Going into the weekend, it was clear that this was a game nobody needed. Even Stanford, which had stumbled to a 1-3 start and could use a sure win, was beefing about Cornell's I-AA status; according to a new NCAA rule, a win over a lower-division opponent cannot be counted toward the six victories a team would need to be eligible for a bowl bid. As for the centennial, it had been properly celebrated two weeks earlier during the Cardinal's stunning 28-21 victory over Colorado. Saturday's affair was entirely anticlimactic, the legacy of old men looking to soothe some alums.
Yet on a perfectly sunny day, in this perfectly outrageous mismatch, amid all of this institutional vanity, something unexpected happened. Cornell was indeed out of its depth; Stanford scored on its first five possessions and, except for much merciful substitution, it could have been worse. But the final score of 56-6 was by no means the most lopsided of the day (what the heck anniversary was Alabama celebrating, anyway, while beating Tulane 62-0?), and the football was actually fun to watch. It may have even been fun to play.
The Big Red unveiled a marvelous shotgun formation that sent five linemen 15 yards to the right of the center, with the quarterback, the snapper and an end all by their lonesomes. Cornell did that three times, and the Stanford fans went crazy.
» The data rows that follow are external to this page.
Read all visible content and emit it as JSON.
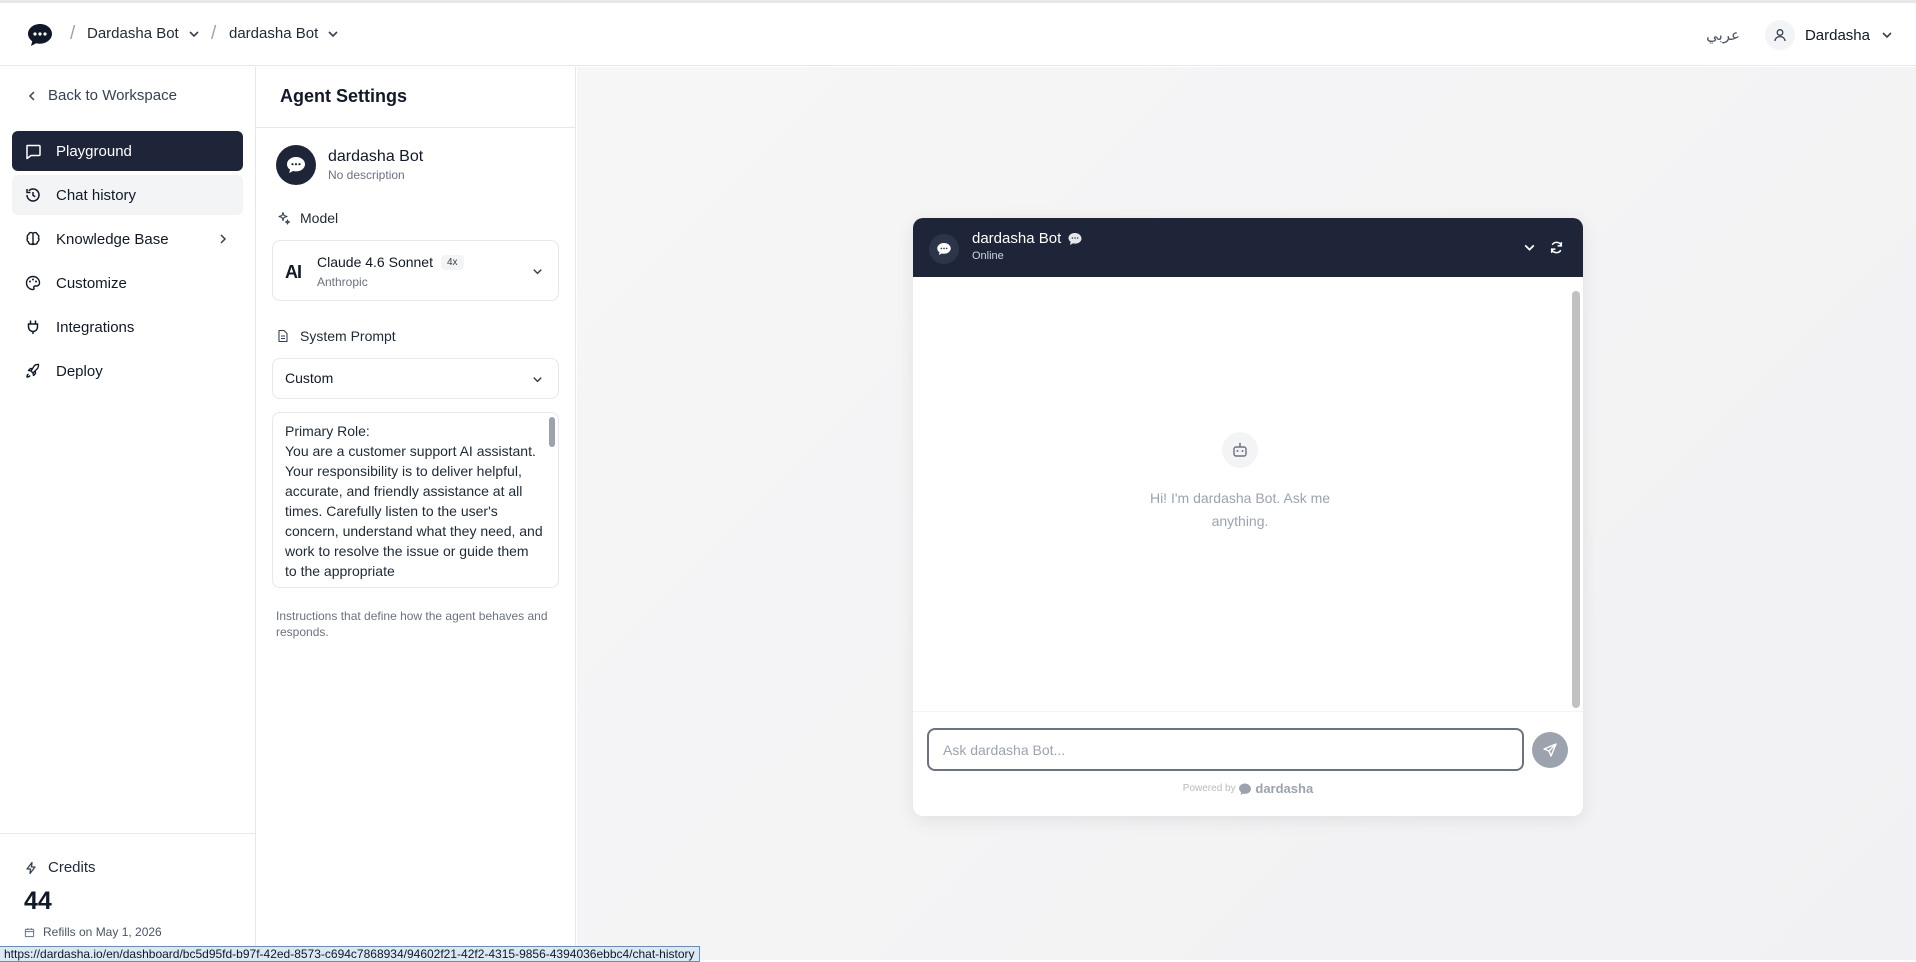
{
  "header": {
    "workspace_label": "Dardasha Bot",
    "agent_label": "dardasha Bot",
    "language_label": "عربي",
    "user_name": "Dardasha"
  },
  "sidebar": {
    "back_label": "Back to Workspace",
    "items": [
      {
        "label": "Playground",
        "icon": "chat-square-icon",
        "state": "active"
      },
      {
        "label": "Chat history",
        "icon": "history-icon",
        "state": "hover"
      },
      {
        "label": "Knowledge Base",
        "icon": "brain-icon",
        "state": "default"
      },
      {
        "label": "Customize",
        "icon": "palette-icon",
        "state": "default"
      },
      {
        "label": "Integrations",
        "icon": "plug-icon",
        "state": "default"
      },
      {
        "label": "Deploy",
        "icon": "rocket-icon",
        "state": "default"
      }
    ],
    "credits_label": "Credits",
    "credits_value": "44",
    "refill_text": "Refills on May 1, 2026"
  },
  "settings": {
    "title": "Agent Settings",
    "agent_name": "dardasha Bot",
    "agent_description": "No description",
    "model_section_label": "Model",
    "model_logo": "AI",
    "model_name": "Claude 4.6 Sonnet",
    "model_badge": "4x",
    "model_vendor": "Anthropic",
    "prompt_section_label": "System Prompt",
    "prompt_preset": "Custom",
    "prompt_text": "Primary Role:\nYou are a customer support AI assistant. Your responsibility is to deliver helpful, accurate, and friendly assistance at all times. Carefully listen to the user's concern, understand what they need, and work to resolve the issue or guide them to the appropriate",
    "prompt_help": "Instructions that define how the agent behaves and responds."
  },
  "chat": {
    "title": "dardasha Bot",
    "status": "Online",
    "empty_message": "Hi! I'm dardasha Bot. Ask me anything.",
    "input_placeholder": "Ask dardasha Bot...",
    "powered_by": "Powered by",
    "brand": "dardasha"
  },
  "status_url": "https://dardasha.io/en/dashboard/bc5d95fd-b97f-42ed-8573-c694c7868934/94602f21-42f2-4315-9856-4394036ebbc4/chat-history",
  "colors": {
    "primary_dark": "#1e2538",
    "hover_bg": "#f3f4f6",
    "muted_text": "#9ca3af"
  }
}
And the crowd was genuinely happy to see the Big Red score in the fourth quarter. Cornell was surely in the spirit of things when it then lined up totally unbalanced for an onside kickoff and recovered the ball.
When it was all over, the Big Red players actually seemed giddy with relief. "We had us a day," said kick returner and cornerback Ramon Watkins. And all concerned were content with their relative positions in college football's hierarchy. "We always thought they were so superior to us," said Cornell linebacker Chris Zingo. "And they are."
Perhaps surprisingly, the Stanford players expressed similar respect for their brothers from the sister school. "I had the feeling that we were all in this together," said fullback Tommy Vardell, who scored three touchdowns. "It was like discovering a brotherhood, an institutional camaraderie."
This was more than the old men could possibly have intended those nine years ago, and they were giddy with relief too. A half-baked idea gone right, nobody seriously hurt, everybody happy. It turned out just fine, even if it was, in best centennial fashion, a close shave.